Apa yang terjadi pada diplomasi Ja'far bin Abi Thalib sebagai juru bicara Muhajirin ke Habasyah dengan Raja Najasi dan diplomat ulung kafir Quraisy, Amr bin Ash, menunjukkan  tentang bagaimana kekuatan kalimat yang gamblang dan menyentuh hati, dengan membacakan al Quran yang sesuai konteks nya. Di samping kecerdasan retorika (diplomasi dialogis), keberanian menjelaskan akidah secara jujur, apa adanya.

Diplomasi Ja'far ini memenuhi kriteria ideal yakni memadukan logika (logos), kredibilitas (ethos), dan pendekatan emosional atau spiritual (pathos).

***

Ada seorang ayah yang menceritakan kondisi anaknya yang telah tiga kali gagal dalam test wawancara kerja. Sehingga mulai anaknya mengalami penurunan mental. Tepatnya rasa percaya diri menurun karena beberapa kali mengalami kegagalan. Padahal IPK kuliahnya 3,6, aktif organisasi kampus dan hasil magang setelah lulus kuliahnya juga bagus.

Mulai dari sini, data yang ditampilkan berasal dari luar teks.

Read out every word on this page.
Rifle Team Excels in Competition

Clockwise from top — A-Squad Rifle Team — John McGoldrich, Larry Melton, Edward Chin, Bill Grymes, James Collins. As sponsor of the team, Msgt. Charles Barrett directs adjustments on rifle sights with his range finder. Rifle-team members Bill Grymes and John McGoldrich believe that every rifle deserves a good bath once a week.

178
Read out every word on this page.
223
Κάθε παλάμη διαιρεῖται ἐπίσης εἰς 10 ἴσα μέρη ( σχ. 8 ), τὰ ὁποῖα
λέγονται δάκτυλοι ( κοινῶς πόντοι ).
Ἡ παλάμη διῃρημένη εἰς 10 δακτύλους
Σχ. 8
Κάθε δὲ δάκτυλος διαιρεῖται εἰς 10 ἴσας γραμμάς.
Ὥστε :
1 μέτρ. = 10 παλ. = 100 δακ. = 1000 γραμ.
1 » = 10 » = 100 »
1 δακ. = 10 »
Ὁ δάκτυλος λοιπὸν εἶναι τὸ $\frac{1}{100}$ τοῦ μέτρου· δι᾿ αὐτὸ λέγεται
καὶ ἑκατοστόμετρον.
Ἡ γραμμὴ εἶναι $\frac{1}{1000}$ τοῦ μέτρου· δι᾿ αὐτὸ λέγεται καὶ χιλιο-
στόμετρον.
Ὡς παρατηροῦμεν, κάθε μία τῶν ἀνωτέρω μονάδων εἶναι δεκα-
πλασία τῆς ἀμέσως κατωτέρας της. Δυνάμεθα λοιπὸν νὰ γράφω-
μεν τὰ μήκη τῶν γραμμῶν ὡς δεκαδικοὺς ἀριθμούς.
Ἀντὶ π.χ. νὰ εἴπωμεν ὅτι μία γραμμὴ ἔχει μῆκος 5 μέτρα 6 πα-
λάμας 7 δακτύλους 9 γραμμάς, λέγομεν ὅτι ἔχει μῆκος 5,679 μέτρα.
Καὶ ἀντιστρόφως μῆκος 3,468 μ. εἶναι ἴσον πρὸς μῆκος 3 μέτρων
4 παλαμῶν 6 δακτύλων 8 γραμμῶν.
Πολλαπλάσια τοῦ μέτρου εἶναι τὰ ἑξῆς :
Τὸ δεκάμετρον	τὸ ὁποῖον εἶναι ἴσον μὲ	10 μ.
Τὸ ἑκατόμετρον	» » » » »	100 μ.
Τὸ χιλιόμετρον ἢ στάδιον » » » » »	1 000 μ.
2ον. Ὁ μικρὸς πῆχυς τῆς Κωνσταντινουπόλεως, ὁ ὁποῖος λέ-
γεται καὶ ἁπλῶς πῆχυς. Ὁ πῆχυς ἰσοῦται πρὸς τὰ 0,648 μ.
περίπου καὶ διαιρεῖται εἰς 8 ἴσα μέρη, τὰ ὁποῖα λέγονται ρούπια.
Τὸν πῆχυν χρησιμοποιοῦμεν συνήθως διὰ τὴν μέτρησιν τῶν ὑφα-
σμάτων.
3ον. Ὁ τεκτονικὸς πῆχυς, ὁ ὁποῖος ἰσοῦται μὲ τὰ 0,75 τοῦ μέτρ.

Suatu ketika sang ayah bertemu dengan teman lamanya yang seorang HRD, dan menceritakan apa yang dialami anaknya. Kemudian teman HRD tadi minta diceritakan apa yang terjadi pada anaknya saat test wawancara kerja.

Setelah mendengar cerita tersebut, sang HRD menukas bahwa yang membuat  anakmu gagal adalah ketidakmampuan mempresentasikan diri dengan nilai tambah dan keunikan dirinya.

Pertanyaan tentang siapa dirinya dijawab dengan jawaban yang sudah ada dalam CV. Untuk kesempatan yang akan datang cobalah menjawab dengan model atau formula STAR saat menceritakan diri dan pencapaiannya.

Dengan formula STAR ini presentasi bisa dilakukan fokus, singkat, padat dan efektif. Formula STAR terdiri dari empat hal yaitu Situation (Situasi), Task (Tugas), Action (Tindakan Anda), dan Result (Hasil akhir).

Situation, menjelaskan konteksnya apa? menjelaskan tanggung jawab apa yang (pernah) diemban.

Action, terkait dengan langkah spesifik apa yang dia lakukan saat mengerjakan amanat.

Result, berbicara apa hasilnya dari hal diatas. Tentang hasil ini
diusahan terukur, ada angkanya.

Kemudian ayah dan anak tersebut membuat simulasi untuk persiapan kesempatan test wawancara berikutnya.

1). Situasi.
Saya magang diperusahan "X", waktu itu saya diminta menghandel media sosial kantor (S)

2). Task.
Saya ditarget menaikan engagement 20% dalam 3 bulan . (T)

3). Action.
Saya membuat konten kalender, redesign visual post. (A)

4). Result.
Hasilnya: engagement naik 25% dan follower naik 2000. (R)

Kalender konten adalah jadwal tertulis atau visual yang mengatur kapan, di mana, dan konten apa yang akan dipublikasikan di berbagai saluran media. Alat ini digunakan oleh pemasar, pembuat konten, dan tim media sosial untuk merencanakan strategi komunikasi mereka agar tetap konsisten dan terarah.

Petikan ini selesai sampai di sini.